’SC student loan default rate low


At 1.6 percent, USC’s student loan default rate stands well below the national average of 8.8 percent, although defaulting on such loans is still a prevalent concern for many students at USC.

In the 2009 fiscal year, the cohort default rate, which measures the number of borrowers whose first loan repayments were due between Oct. 1, 2008, and Sept. 30, 2009, among student borrowers rose to 8.8 percent, from 7 percent in the previous year, according to a report released by U.S. Department of Education last week.

USC does what it can to ensure its students do not default on their loans, said Thomas McWhorter, executive director of USC Financial Aid.

“Students go through federally mandated entrance and exit counseling in addition to USC counseling,” McWhorter said. “And depending on the amount of debt they take on, they can even go through customized counseling.”

Rachel King, a senior majoring in psychology, said she was told the value of her education superseded debt.

“I’ve always been given the advice to take out what you need and pay back the minimum because education is the most important and you can pay back your loans later,” King said.

As defined by the Financial Aid Office, defaulting is the failure to repay a loan, as specified in the loan documents. For federal loans, the specified time period is nine months. If the borrower has not made a payment within this time frame, the lender will declare the loan in default and the remaining balance will be due immediately.

Of the 3.6 million borrowers who entered repayment during this time, more than 320,000 defaulted.

The percentage of students who defaulted on student loans at private institutions rose from 4 to 4.6 percent, while the percentage of students who defaulted on student loans at public institutions rose from 6 to 7.2 percent.

Students who are saddled with debt when they leave college face serious financial hurdles later on in life, said Rich Williams, higher education advocate for the California Public Interest Research Group.

“A large debt burden makes life tough for graduates,” Williams said. “Buying a home, starting a family or starting a small business may not be options for some student loan borrowers, even if they have a job. Those who default on their loans have a damaged credit history and could be discriminated against when applying for a job or even renting an apartment.”

Shrinking state budgets and stagnant grant aid have shifted much of college tuition costs to students and their families, leading to an increased reliance on student loans, Williams said.

Twelve years ago, the average college student graduated with $12,000 of debt.
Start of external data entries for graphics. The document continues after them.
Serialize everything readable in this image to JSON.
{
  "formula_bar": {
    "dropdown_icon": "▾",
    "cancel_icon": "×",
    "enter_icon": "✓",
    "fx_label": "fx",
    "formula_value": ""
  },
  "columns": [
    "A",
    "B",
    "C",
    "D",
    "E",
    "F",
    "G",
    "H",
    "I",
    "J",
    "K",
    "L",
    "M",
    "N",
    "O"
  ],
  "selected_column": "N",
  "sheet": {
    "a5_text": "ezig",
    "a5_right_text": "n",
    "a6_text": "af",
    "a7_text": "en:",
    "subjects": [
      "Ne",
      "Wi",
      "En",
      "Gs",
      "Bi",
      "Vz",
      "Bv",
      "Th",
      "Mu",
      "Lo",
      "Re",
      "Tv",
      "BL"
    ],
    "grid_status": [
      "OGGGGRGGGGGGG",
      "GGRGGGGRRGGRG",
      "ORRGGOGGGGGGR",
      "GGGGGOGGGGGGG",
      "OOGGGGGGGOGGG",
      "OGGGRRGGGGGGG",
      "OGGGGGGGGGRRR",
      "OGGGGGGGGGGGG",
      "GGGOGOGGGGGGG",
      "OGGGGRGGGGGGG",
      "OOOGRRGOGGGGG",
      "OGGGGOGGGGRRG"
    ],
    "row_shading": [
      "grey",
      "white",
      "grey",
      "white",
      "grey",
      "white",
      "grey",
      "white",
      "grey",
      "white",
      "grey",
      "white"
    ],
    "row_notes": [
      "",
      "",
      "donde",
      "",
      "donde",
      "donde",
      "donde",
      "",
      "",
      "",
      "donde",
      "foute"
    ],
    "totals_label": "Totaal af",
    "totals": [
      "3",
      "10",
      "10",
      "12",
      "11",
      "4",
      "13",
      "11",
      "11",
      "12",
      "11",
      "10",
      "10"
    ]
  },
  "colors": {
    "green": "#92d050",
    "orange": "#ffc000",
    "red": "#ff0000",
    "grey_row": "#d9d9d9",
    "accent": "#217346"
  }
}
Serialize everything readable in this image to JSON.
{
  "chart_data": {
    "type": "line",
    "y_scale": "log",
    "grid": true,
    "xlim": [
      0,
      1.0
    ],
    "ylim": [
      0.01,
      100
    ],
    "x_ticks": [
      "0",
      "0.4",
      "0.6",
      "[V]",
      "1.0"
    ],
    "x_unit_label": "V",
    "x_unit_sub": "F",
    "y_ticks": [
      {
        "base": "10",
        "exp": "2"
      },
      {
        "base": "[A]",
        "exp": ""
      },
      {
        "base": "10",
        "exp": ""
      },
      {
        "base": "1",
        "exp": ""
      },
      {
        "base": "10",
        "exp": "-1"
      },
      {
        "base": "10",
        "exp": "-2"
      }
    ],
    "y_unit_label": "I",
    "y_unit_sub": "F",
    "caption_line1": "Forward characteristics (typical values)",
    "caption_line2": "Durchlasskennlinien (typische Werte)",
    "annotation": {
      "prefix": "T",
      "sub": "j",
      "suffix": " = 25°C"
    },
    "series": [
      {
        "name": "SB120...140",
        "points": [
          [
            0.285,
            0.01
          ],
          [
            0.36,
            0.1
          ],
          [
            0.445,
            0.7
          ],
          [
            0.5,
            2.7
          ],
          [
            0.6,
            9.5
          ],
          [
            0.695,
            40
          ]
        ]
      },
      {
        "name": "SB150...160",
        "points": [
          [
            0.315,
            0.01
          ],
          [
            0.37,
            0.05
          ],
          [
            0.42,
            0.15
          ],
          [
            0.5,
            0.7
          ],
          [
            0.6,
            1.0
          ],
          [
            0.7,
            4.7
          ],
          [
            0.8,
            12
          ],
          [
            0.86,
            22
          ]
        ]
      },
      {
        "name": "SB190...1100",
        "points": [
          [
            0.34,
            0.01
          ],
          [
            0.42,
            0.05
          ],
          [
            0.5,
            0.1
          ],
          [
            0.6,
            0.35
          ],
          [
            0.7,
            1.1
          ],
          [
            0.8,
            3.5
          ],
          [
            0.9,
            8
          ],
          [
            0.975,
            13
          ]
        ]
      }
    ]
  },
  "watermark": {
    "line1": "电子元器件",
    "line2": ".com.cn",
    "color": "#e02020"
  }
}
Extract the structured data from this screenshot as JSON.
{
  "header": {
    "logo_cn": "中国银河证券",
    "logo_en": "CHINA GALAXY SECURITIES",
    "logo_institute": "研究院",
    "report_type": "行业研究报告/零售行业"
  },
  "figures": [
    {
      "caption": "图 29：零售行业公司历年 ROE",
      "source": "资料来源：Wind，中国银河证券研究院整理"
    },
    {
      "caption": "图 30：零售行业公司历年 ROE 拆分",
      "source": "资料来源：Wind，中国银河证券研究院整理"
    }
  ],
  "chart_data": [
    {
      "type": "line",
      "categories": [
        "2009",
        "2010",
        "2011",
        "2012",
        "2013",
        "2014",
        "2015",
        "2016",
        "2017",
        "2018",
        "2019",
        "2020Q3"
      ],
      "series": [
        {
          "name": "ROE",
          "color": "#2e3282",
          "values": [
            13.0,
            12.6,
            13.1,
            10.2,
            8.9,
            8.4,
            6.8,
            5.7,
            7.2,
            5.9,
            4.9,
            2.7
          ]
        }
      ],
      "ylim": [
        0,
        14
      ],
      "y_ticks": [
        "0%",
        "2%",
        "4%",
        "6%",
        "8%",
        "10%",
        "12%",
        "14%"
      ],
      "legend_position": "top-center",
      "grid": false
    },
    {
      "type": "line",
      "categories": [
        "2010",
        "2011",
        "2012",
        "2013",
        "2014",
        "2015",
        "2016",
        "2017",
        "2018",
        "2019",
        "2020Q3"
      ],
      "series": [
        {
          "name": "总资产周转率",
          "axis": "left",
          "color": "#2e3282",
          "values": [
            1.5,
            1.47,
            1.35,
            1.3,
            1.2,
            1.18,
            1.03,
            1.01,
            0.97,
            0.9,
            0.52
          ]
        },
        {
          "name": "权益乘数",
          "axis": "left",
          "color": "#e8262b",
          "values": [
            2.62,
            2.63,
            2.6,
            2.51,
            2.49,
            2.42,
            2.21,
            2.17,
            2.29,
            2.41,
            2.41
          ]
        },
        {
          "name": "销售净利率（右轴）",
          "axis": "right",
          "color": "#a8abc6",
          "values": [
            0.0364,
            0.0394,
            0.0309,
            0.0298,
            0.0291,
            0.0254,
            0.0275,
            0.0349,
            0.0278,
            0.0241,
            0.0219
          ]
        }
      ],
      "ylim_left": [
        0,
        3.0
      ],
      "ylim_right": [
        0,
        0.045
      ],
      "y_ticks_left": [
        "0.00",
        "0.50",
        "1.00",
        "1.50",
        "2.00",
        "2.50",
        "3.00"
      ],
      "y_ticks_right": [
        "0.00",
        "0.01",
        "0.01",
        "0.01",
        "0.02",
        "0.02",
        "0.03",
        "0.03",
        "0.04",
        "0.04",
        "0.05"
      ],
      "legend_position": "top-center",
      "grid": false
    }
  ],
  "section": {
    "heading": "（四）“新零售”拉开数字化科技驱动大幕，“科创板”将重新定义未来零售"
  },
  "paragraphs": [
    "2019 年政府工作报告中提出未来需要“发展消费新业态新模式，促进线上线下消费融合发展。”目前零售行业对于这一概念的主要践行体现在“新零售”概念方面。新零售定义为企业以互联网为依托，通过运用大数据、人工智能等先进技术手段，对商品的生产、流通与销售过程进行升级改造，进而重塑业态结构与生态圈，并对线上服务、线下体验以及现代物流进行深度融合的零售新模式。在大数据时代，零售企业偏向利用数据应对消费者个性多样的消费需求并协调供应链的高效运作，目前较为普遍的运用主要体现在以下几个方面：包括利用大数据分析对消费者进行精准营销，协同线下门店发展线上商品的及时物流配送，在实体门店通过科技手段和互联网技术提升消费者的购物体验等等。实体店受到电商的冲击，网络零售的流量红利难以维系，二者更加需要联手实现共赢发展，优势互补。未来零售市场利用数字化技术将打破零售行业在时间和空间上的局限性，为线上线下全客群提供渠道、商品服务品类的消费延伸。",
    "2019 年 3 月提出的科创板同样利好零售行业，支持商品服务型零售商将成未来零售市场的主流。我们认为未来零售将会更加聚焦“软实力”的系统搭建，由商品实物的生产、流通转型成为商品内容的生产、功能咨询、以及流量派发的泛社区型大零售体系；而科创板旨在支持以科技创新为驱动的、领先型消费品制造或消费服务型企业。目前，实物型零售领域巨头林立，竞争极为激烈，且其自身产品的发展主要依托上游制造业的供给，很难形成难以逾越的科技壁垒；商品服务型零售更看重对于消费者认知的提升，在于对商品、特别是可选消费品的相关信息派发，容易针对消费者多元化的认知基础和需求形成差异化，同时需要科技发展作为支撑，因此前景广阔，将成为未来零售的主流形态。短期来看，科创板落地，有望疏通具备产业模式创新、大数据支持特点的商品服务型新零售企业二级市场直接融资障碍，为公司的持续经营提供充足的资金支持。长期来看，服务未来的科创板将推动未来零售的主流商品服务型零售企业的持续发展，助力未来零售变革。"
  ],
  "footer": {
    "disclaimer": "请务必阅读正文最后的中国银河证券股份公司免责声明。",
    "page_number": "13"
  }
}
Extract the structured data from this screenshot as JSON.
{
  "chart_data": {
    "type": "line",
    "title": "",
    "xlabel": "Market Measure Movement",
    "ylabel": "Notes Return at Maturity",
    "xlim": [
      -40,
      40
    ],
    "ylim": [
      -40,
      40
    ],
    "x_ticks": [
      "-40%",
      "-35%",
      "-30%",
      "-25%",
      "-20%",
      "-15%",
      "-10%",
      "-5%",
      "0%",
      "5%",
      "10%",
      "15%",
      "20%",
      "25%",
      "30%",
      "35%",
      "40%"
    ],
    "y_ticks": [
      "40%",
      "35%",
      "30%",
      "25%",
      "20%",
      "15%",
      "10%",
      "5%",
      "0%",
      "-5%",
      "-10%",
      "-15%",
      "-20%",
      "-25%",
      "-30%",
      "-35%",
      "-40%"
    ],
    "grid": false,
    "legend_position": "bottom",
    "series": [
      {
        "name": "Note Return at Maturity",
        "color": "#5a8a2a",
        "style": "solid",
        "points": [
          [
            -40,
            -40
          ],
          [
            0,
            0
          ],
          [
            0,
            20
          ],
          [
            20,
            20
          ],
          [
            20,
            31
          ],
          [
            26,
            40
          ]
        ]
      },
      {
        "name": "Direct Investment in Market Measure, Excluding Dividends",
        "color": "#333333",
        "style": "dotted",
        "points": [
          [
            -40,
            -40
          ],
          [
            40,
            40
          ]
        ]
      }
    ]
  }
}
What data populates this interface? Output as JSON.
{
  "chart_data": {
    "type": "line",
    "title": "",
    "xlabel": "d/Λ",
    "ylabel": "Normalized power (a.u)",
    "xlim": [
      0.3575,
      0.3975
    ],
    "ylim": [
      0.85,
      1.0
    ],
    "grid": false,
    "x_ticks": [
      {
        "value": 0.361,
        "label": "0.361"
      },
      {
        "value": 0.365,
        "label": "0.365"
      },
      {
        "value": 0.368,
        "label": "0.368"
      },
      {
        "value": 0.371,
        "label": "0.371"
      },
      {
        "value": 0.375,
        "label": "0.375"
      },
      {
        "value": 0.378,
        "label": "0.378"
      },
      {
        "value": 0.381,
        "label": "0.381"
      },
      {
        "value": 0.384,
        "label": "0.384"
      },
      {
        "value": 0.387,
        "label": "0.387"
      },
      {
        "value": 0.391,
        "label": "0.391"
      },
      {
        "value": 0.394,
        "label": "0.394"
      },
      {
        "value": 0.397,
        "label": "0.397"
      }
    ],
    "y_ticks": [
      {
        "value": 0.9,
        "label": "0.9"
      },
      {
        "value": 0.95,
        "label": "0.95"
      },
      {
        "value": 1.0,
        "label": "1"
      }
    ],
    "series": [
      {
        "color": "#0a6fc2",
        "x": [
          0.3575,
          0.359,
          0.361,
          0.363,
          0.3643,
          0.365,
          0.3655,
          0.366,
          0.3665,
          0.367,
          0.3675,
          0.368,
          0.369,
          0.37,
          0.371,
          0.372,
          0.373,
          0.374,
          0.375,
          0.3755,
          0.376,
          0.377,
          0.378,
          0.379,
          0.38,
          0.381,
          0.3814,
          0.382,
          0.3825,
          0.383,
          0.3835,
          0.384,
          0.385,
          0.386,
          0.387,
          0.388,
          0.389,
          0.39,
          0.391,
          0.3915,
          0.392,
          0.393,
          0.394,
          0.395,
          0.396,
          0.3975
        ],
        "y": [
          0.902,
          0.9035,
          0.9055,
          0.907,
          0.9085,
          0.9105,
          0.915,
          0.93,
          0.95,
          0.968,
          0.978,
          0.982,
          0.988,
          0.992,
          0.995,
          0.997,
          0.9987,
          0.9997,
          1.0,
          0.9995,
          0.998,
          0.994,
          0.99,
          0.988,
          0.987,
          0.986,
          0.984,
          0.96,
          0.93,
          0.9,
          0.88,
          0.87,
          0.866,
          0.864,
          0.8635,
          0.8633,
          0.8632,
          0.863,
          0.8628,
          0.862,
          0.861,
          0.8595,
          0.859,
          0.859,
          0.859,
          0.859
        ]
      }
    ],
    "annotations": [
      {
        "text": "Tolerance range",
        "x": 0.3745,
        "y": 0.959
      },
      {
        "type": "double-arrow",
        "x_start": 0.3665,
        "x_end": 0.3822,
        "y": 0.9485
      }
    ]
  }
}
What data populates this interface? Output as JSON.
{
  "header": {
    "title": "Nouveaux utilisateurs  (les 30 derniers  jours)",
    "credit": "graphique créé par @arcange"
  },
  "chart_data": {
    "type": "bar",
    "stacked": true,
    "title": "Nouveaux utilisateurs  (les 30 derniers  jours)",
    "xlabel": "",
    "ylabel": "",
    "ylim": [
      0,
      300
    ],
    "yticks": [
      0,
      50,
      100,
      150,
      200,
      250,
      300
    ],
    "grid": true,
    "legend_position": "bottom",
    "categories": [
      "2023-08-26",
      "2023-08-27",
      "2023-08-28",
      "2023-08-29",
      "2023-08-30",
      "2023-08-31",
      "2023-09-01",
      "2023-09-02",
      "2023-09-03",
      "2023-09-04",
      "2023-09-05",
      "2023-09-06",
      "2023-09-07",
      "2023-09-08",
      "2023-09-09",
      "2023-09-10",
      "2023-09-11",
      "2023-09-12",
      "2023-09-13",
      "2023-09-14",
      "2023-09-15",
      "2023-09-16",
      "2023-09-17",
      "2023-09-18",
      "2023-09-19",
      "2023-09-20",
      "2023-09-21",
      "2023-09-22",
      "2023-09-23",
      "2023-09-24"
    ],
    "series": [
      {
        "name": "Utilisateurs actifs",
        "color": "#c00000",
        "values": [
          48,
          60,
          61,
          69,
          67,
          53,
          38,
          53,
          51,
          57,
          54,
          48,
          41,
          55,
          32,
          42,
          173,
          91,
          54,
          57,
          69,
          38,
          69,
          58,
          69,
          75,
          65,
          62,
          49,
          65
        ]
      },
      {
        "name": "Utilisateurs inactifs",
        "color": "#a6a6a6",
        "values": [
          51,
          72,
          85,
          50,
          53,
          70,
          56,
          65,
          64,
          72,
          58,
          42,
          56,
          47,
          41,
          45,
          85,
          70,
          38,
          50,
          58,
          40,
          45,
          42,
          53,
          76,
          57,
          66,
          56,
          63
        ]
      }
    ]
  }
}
He or she now carries more than $23,000 of debt on average, Williams said.

Williams said defaulting on student loans is particularly bad because unlike unsecured debt, such as credit card bills, student loans are nearly impossible to discharge, the cancelling of a loan, even in bankruptcy. He added, however, there are options available to students that have defaulted on student loans.

“Once you’ve defaulted, effort is made by the school and government to get you back into paying your debt,” Williams said. “Students can investigate other options that are available to them. The government has increased the number of repayment programs.”

Borrowers who have defaulted can either consolidate the loans, allowing students to combine federal student loans to make for easier payments, or rehabilitate the loans, which allows students to reverse their default status.

Once the student has forgone default, many more payment plans are available. An income-based repayment program is one option that caps borrower’s required monthly payment at an amount deemed affordable based on a student’s income and family size. Through the Public Sector Loan Forgiveness program, the federal government forgives the loans of students who go on to work in the public sector for at least 10 years.

Vanessa Woghiren, a junior majoring in biological sciences, said defaulting on college loans is a serious concern for her.

“I receive a lot of financial aid but every year I almost have no choice but to take out the rest in loans,” Woghiren said. “I have to consider that I’ve been doing this every semester and I’m a junior now and a lot will have occurred by the time I graduate.”

Steve Moltzen, a senior majoring in business administration, is more focused on a job so that he can pay off his loans in the near future and avoid defaulting.

“I’m more concerned about finding a job,” Moltzen said. “If I don’t, defaulting becomes a serious possibility.”